A group of seven Colorado State University faculty took a new approach to an Economics 101 course this fall, team-teaching it with a focus on the impacts of COVID-19.
A snippet of the class in which students discussed the monetary value of a human life with Associate Professor Terry Iverson was featured in an article in The New Yorker this month and The Denver Channel.
But the course, which was delivered remotely, was much more wide-ranging than that. The faculty from the Department of Economics each taught a section of the class, covering their particular areas of expertise. Those included impacts on marginalized groups, food production/agriculture, and higher education. There was even a section on “greening” the post-COVID economy with sustainability efforts, a section taught by renowned environmental economist Ed Barbier.
Iverson was the one who proposed the idea of team-teaching the COVID-19 course late last spring, and he served as lead instructor for the 60 students in the class.
“The idea was to use COVID-19 as a prism, or a mirror, to look at our existing socioeconomic systems, in particular the increasing precarity of work, and the dual threat to lives and livelihoods posed by the pandemic,” said Professor Ramaa Vasudevan, another instructor in the course.
In the conversation highlighted by The New Yorker, students offered their initial ideas on how much money a life is worth as they pondered a dilemma that many sectors of society have grappled with over the past year: How do you balance public health with economic health? What is the right compromise between saving lives and saving jobs?

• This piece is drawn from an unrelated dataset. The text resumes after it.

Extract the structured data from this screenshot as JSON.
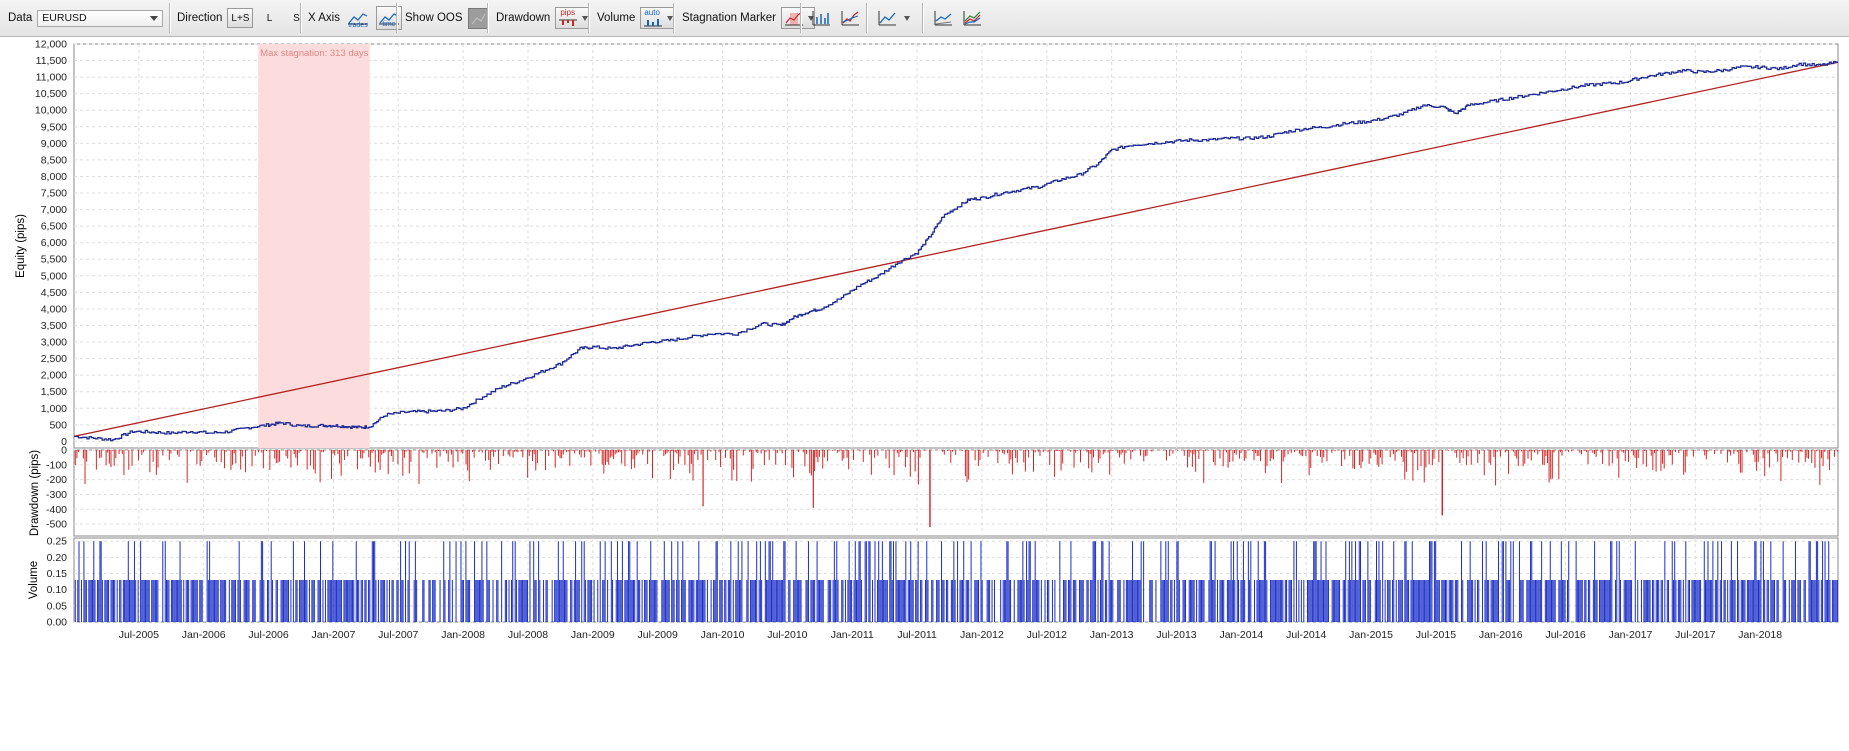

Professors Alex Bernasek and Elissa Braunstein, the head of the department, also had roles in teaching the course.
They agreed that the pandemic not only created new inequalities, but exacerbated existing ones that were lying just under the surface of a brittle economy. They pointed out that working women — especially women of color — have been disproportionately harmed by COVID-19, because women are more likely to be the primary caregivers for relatives. This includes their own children, many of whom have been schooled from home in 2020.
Braunstein, whose section of the course covered the “care economy,” explained that the pandemic has forced many women to make choices between child care and their jobs, resulting in higher levels of unemployment or underemployment.
Vasudevan said that the class went beyond looking at things like race and gender to incorporate social relations of class and labor. She also compared and contrasted the Fed’s response to the financial meltdown in 2020 with its response to the Great Recession of 2008, to explain the social power of finance in the economy.
Impacts in Colorado
Bernasek said that in Colorado particularly, Hispanic women have been one of the groups most adversely affected by the pandemic. Tourism is a key sector of the state’s economy, she noted, and the service/hospitality industry — from restaurants and bars to hotels — has been among the hardest hit by COVID-19, especially in rural and mountain Colorado counties that rely heavily on visitor dollars.
Bernasek added that in the section she taught with Professor Steven Shulman, they even covered how higher education is funded in Colorado, with colleges and universities like CSU becoming more dependent on tuition revenue as state funding has shriveled in recent decades.
“The students were definitely introduced to things they didn’t understand before,” Bernasek said. “It was fun to work together and coordinate to bring in our different perspectives.”
For one of the students’ final assignments, Iverson had them pretend that it was last August and they were writing a policy proposal for Colorado Gov. Jared Polis on what to require of CSU, given what they know now about the pandemic and their experience as students this semester.
Harkening back to the question of what a life is worth, Iverson wrote in the assignment: “In thinking about these issues, please take into account the university’s moral obligations to its students, its health and safety obligations to the public, and the existing economic constraints that the university faces.”